Mapping the legal skeleton of finance

The first step was to see where each type of firm had taken root. Using the Orbis database, the researchers pulled records on nearly 40,000 American financial firms, narrowed the sample to 5,447 firms active between 1980 and 2018, and sorted them into four subsectors: banks, asset managers, private equity firms, and hedge funds. They then checked whether each firm was a public corporation or a hybrid form.

The contrast was stark. Among hedge funds founded during that window, 92% were organized as hybrid firms. For private equity, the figure was 76%. Asset management was more mixed at 29%. Banks, by contrast, were almost entirely traditional corporations: only 2% used the hybrid form. And the share of hybrid firms in hedge funds, private equity, and asset management has been climbing steadily since about 1990. In other words, finance is not becoming one kind of institution. It is splitting into two.

Who founds these firms?

Next, the team zoomed in on the people running the most powerful firms. They built a sample of 806 founders, directors, and top managers at the 40 largest American firms in investment banking, asset management, private equity, and hedge funds as of 2018. For each person they coded gender, race (using US Census categories based on photographs), and social class, measured by whether the individual had attended an Ivy League university. They also collected data on MBAs, PhDs, business or science degrees, and memberships in elite networks like the Council on Foreign Relations.

Of the 63 people who founded these top firms between 1975 and 2006, 97% were white men. Nearly 60% had Ivy League degrees, compared with 46% of managers at hybrid firms and only 37% at public firms. Many founders had previously worked together at the same bank, often in the same department, before striking out to build their own shops. Using logistic regression models that controlled for education and network memberships, the researchers found that being male raised the probability of being a founder by about seven percentage points, and being white raised it by about five points, compared with other top finance professionals.

Who gets promoted today?

The researchers then asked whether these patterns persist in the current generation of leaders. They compared executives at hybrid firms with those at public corporations. After accounting for education and network memberships, men, white individuals, and Ivy League graduates each had about an 11 percentage point higher chance of sitting at the top of a hybrid firm than a public one.

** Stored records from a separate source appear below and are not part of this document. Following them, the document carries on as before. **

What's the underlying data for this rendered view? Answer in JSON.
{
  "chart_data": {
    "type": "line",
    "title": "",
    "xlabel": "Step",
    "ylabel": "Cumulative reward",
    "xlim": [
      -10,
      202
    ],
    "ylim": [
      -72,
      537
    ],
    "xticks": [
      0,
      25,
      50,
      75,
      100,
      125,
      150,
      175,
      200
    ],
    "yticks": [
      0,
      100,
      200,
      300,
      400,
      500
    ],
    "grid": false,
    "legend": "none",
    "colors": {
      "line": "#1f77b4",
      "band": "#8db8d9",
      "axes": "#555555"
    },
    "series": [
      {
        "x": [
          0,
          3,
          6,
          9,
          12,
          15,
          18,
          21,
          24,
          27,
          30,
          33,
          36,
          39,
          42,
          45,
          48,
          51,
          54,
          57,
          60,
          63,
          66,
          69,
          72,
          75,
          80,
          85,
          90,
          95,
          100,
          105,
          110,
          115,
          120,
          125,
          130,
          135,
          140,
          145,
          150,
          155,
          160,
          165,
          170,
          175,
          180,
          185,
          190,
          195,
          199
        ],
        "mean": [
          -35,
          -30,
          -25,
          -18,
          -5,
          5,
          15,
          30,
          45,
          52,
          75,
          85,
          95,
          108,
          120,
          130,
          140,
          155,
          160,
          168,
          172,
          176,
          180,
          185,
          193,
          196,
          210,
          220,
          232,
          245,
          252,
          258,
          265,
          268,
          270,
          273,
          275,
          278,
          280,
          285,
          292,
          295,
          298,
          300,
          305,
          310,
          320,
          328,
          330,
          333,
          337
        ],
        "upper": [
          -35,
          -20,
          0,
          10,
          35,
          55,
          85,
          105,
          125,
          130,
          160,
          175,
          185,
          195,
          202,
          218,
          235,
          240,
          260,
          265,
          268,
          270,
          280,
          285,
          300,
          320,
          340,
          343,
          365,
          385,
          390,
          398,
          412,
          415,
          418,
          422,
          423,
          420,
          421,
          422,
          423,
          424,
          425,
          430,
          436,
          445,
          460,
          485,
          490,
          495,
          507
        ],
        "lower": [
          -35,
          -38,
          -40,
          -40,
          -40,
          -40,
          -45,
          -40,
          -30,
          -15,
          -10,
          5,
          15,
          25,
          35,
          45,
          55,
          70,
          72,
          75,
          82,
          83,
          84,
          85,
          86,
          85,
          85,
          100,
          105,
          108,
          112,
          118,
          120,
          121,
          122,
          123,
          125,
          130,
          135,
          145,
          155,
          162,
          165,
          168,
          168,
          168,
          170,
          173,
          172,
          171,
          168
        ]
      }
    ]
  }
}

The authors describe a chain of events to explain this. In hybrid firms, there are fewer formal rules, less public scrutiny, and less regulatory oversight. In that setting, hiring and promotion lean more on personal trust. Because investors, partners, and potential hires tend to extend trust more readily to people who resemble them socially, attributes like being white, male, or holding an Ivy League degree function as informal credentials. Public corporations, with their formal procedures and disclosure rules, appear to blunt this dynamic somewhat, though they hardly eliminate it.

What it means for business

For business leaders, investors, and anyone tracking diversity in finance, the study offers a few takeaways. Diversity efforts focused only on large public banks may miss a big part of the picture, since the fastest-growing, highest-paying corners of finance (hedge funds and private equity) operate under different rules and are less transparent. The legal structure of a firm, often treated as a technicality, turns out to be linked to who ends up in charge.

A few caveats are worth noting. The research is correlational, not experimental, so it cannot prove that hybrid structures directly cause elite reproduction. Ivy League attendance is an imperfect proxy for upper-class background. And the sample focuses on the 40 largest US firms, so smaller or newer entrants may behave differently. Still, the overall picture the authors describe is one in which finance has not fully shed its old patterns. It has reorganized them.